Clean singing was a dominant force on ‘Quintessential Ephemera’, and this has continued to be the case on ‘Utopioid’. That doesn’t mean that Mike Armine doesn’t get the chance to steal the spotlight with his screaming that towers over the instrumentation, but the overall approach is a bit more subdued this time around. This is echoed by the way the album was recorded and mixed, as the screams sound as though they’re bursting out from behind the instrumentation. Contrasting this, the singing comes through as much fuller and often hangs over each song with an ethereal presence. It’s an interesting approach that fits well with Rosetta’s softer, airier sound throughout much of the album, and while I do miss some of the truly intense screaming sections from years past I can’t fault the band for doing something different.
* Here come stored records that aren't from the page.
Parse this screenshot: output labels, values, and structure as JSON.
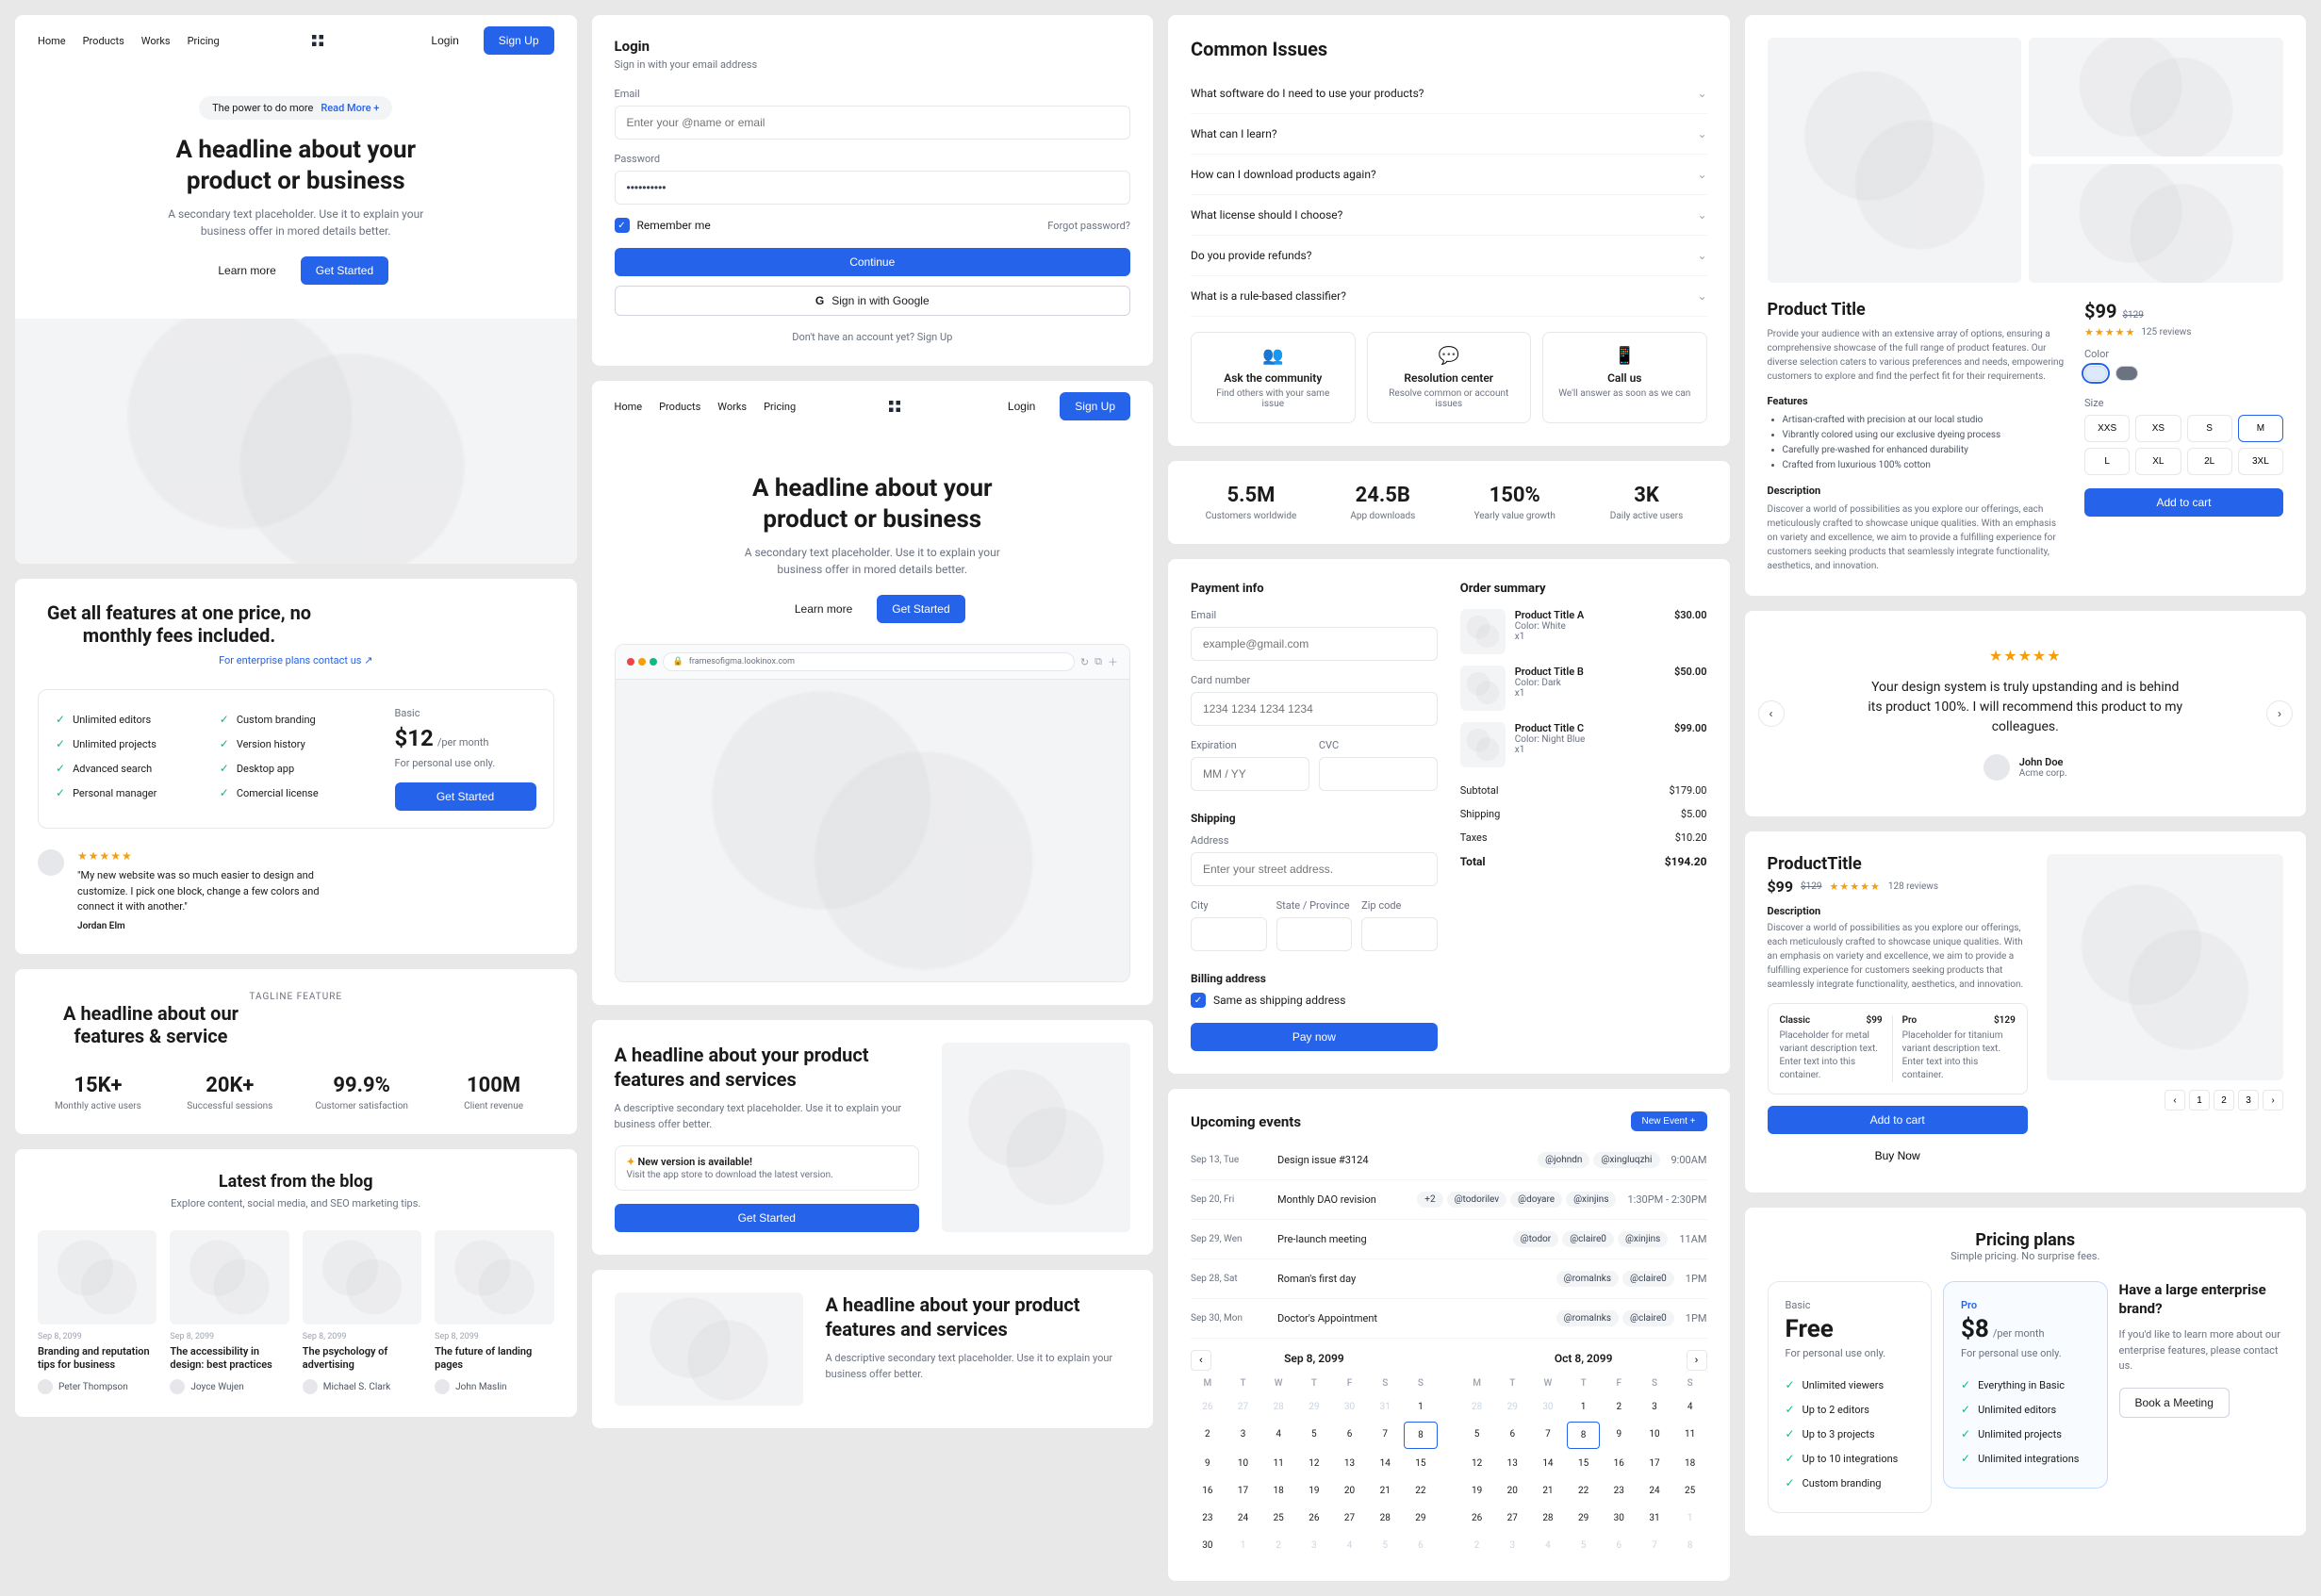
{
  "nav": {
    "home": "Home",
    "products": "Products",
    "works": "Works",
    "pricing": "Pricing",
    "login": "Login",
    "signup": "Sign Up"
  },
  "hero1": {
    "pill": "The power to do more",
    "pill_more": "Read More +",
    "headline": "A headline about your product or business",
    "sub": "A secondary text placeholder. Use it to explain your business offer in mored details better.",
    "learn": "Learn more",
    "cta": "Get Started"
  },
  "pricing1": {
    "title": "Get all features at one price, no monthly fees included.",
    "enterprise": "For enterprise plans contact us ↗",
    "features": [
      "Unlimited editors",
      "Unlimited projects",
      "Advanced search",
      "Personal manager",
      "Custom branding",
      "Version history",
      "Desktop app",
      "Comercial license"
    ],
    "plan": "Basic",
    "price": "$12",
    "per": "/per month",
    "note": "For personal use only.",
    "cta": "Get Started",
    "testimonial": "\"My new website was so much easier to design and customize. I pick one block, change a few colors and connect it with another.\"",
    "author": "Jordan Elm"
  },
  "tagline": {
    "tag": "TAGLINE FEATURE",
    "title": "A headline about our features & service",
    "stats": [
      {
        "v": "15K+",
        "l": "Monthly active users"
      },
      {
        "v": "20K+",
        "l": "Successful sessions"
      },
      {
        "v": "99.9%",
        "l": "Customer satisfaction"
      },
      {
        "v": "100M",
        "l": "Client revenue"
      }
    ]
  },
  "blog": {
    "title": "Latest from the blog",
    "sub": "Explore content, social media, and SEO marketing tips.",
    "posts": [
      {
        "d": "Sep 8, 2099",
        "t": "Branding and reputation tips for business",
        "a": "Peter Thompson"
      },
      {
        "d": "Sep 8, 2099",
        "t": "The accessibility in design: best practices",
        "a": "Joyce Wujen"
      },
      {
        "d": "Sep 8, 2099",
        "t": "The psychology of advertising",
        "a": "Michael S. Clark"
      },
      {
        "d": "Sep 8, 2099",
        "t": "The future of landing pages",
        "a": "John Maslin"
      }
    ]
  },
  "login": {
    "title": "Login",
    "sub": "Sign in with your email address",
    "email": "Email",
    "email_ph": "Enter your @name or email",
    "pass": "Password",
    "pass_val": "••••••••••",
    "remember": "Remember me",
    "forgot": "Forgot password?",
    "continue": "Continue",
    "google": "Sign in with Google",
    "noacct": "Don't have an account yet? Sign Up"
  },
  "hero2": {
    "headline": "A headline about your product or business",
    "sub": "A secondary text placeholder. Use it to explain your business offer in mored details better.",
    "learn": "Learn more",
    "cta": "Get Started",
    "url": "framesofigma.lookinox.com"
  },
  "feature": {
    "headline": "A headline about your product features and services",
    "sub": "A descriptive secondary text placeholder. Use it to explain your business offer better.",
    "notice_t": "New version is available!",
    "notice_s": "Visit the app store to download the latest version.",
    "cta": "Get Started"
  },
  "feature2": {
    "headline": "A headline about your product features and services",
    "sub": "A descriptive secondary text placeholder. Use it to explain your business offer better."
  },
  "issues": {
    "title": "Common Issues",
    "qs": [
      "What software do I need to use your products?",
      "What can I learn?",
      "How can I download products again?",
      "What license should I choose?",
      "Do you provide refunds?",
      "What is a rule-based classifier?"
    ],
    "help": [
      {
        "t": "Ask the community",
        "s": "Find others with your same issue"
      },
      {
        "t": "Resolution center",
        "s": "Resolve common or account issues"
      },
      {
        "t": "Call us",
        "s": "We'll answer as soon as we can"
      }
    ]
  },
  "bigstats": [
    {
      "v": "5.5M",
      "l": "Customers worldwide"
    },
    {
      "v": "24.5B",
      "l": "App downloads"
    },
    {
      "v": "150%",
      "l": "Yearly value growth"
    },
    {
      "v": "3K",
      "l": "Daily active users"
    }
  ],
  "payment": {
    "title": "Payment info",
    "email": "Email",
    "email_ph": "example@gmail.com",
    "card": "Card number",
    "card_ph": "1234 1234 1234 1234",
    "exp": "Expiration",
    "exp_ph": "MM / YY",
    "cvc": "CVC",
    "ship": "Shipping",
    "addr": "Address",
    "addr_ph": "Enter your street address.",
    "city": "City",
    "state": "State / Province",
    "zip": "Zip code",
    "bill": "Billing address",
    "same": "Same as shipping address",
    "pay": "Pay now"
  },
  "order": {
    "title": "Order summary",
    "items": [
      {
        "t": "Product Title A",
        "m": "Color: White",
        "q": "x1",
        "p": "$30.00"
      },
      {
        "t": "Product Title B",
        "m": "Color: Dark",
        "q": "x1",
        "p": "$50.00"
      },
      {
        "t": "Product Title C",
        "m": "Color:  Night Blue",
        "q": "x1",
        "p": "$99.00"
      }
    ],
    "totals": [
      {
        "l": "Subtotal",
        "v": "$179.00"
      },
      {
        "l": "Shipping",
        "v": "$5.00"
      },
      {
        "l": "Taxes",
        "v": "$10.20"
      },
      {
        "l": "Total",
        "v": "$194.20"
      }
    ]
  },
  "events": {
    "title": "Upcoming events",
    "new": "New Event +",
    "list": [
      {
        "d": "Sep 13, Tue",
        "t": "Design issue #3124",
        "tags": [
          "@johndn",
          "@xingluqzhi"
        ],
        "time": "9:00AM"
      },
      {
        "d": "Sep 20, Fri",
        "t": "Monthly DAO revision",
        "extra": "+2",
        "tags": [
          "@todorilev",
          "@doyare",
          "@xinjins"
        ],
        "time": "1:30PM - 2:30PM"
      },
      {
        "d": "Sep 29, Wen",
        "t": "Pre-launch meeting",
        "tags": [
          "@todor",
          "@claire0",
          "@xinjins"
        ],
        "time": "11AM"
      },
      {
        "d": "Sep 28, Sat",
        "t": "Roman's first day",
        "tags": [
          "@romalnks",
          "@claire0"
        ],
        "time": "1PM"
      },
      {
        "d": "Sep 30, Mon",
        "t": "Doctor's Appointment",
        "tags": [
          "@romalnks",
          "@claire0"
        ],
        "time": "1PM"
      }
    ],
    "month1": "Sep 8, 2099",
    "month2": "Oct 8, 2099",
    "dow": [
      "M",
      "T",
      "W",
      "T",
      "F",
      "S",
      "S"
    ]
  },
  "product1": {
    "title": "Product Title",
    "price": "$99",
    "old": "$129",
    "reviews": "125 reviews",
    "desc_short": "Provide your audience with an extensive array of options, ensuring a comprehensive showcase of the full range of product features. Our diverse selection caters to various preferences and needs, empowering customers to explore and find the perfect fit for their requirements.",
    "features_label": "Features",
    "features": [
      "Artisan-crafted with precision at our local studio",
      "Vibrantly colored using our exclusive dyeing process",
      "Carefully pre-washed for enhanced durability",
      "Crafted from luxurious 100% cotton"
    ],
    "desc_label": "Description",
    "desc": "Discover a world of possibilities as you explore our offerings, each meticulously crafted to showcase unique qualities. With an emphasis on variety and excellence, we aim to provide a fulfilling experience for customers seeking products that seamlessly integrate functionality, aesthetics, and innovation.",
    "color": "Color",
    "size": "Size",
    "sizes": [
      "XXS",
      "XS",
      "S",
      "M",
      "L",
      "XL",
      "2L",
      "3XL"
    ],
    "add": "Add to cart"
  },
  "testimonial": {
    "text": "Your design system is truly upstanding and is behind its product 100%. I will recommend this product to my colleagues.",
    "author": "John Doe",
    "company": "Acme corp."
  },
  "product2": {
    "title": "ProductTitle",
    "price": "$99",
    "old": "$129",
    "reviews": "128 reviews",
    "desc_label": "Description",
    "desc": "Discover a world of possibilities as you explore our offerings, each meticulously crafted to showcase unique qualities. With an emphasis on variety and excellence, we aim to provide a fulfilling experience for customers seeking products that seamlessly integrate functionality, aesthetics, and innovation.",
    "v1_name": "Classic",
    "v1_price": "$99",
    "v1_desc": "Placeholder for metal variant description text. Enter text into this container.",
    "v2_name": "Pro",
    "v2_price": "$129",
    "v2_desc": "Placeholder for titanium variant description text. Enter text into this container.",
    "add": "Add to cart",
    "buy": "Buy Now"
  },
  "pricing2": {
    "title": "Pricing plans",
    "sub": "Simple pricing. No surprise fees.",
    "basic_name": "Basic",
    "basic_price": "Free",
    "basic_note": "For personal use only.",
    "basic_feat": [
      "Unlimited viewers",
      "Up to 2 editors",
      "Up to 3 projects",
      "Up to 10 integrations",
      "Custom branding"
    ],
    "pro_name": "Pro",
    "pro_price": "$8",
    "pro_per": "/per month",
    "pro_note": "For personal use only.",
    "pro_feat": [
      "Everything in Basic",
      "Unlimited editors",
      "Unlimited projects",
      "Unlimited integrations"
    ],
    "ent_title": "Have a large enterprise brand?",
    "ent_sub": "If you'd like to learn more about our enterprise features, please contact us.",
    "ent_cta": "Book a Meeting"
  }
}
Out of Rosetta’s last few efforts, ‘Quintessential Ephemera’ still stands out the most for me. But even though it may drag a bit towards the end and is likely to take longer to get into, ‘Utopioid’ showcases a band that isn’t afraid to step further out of their comfort zone towards new directions. The level of atmosphere and softer nuances they’ve been able to create are impressive, and this is once again material you can get completely lost in. In a genre where so many groups tread the same ground for much of their career, it’s great to see that there’s still room to push outwards towards parts unknown.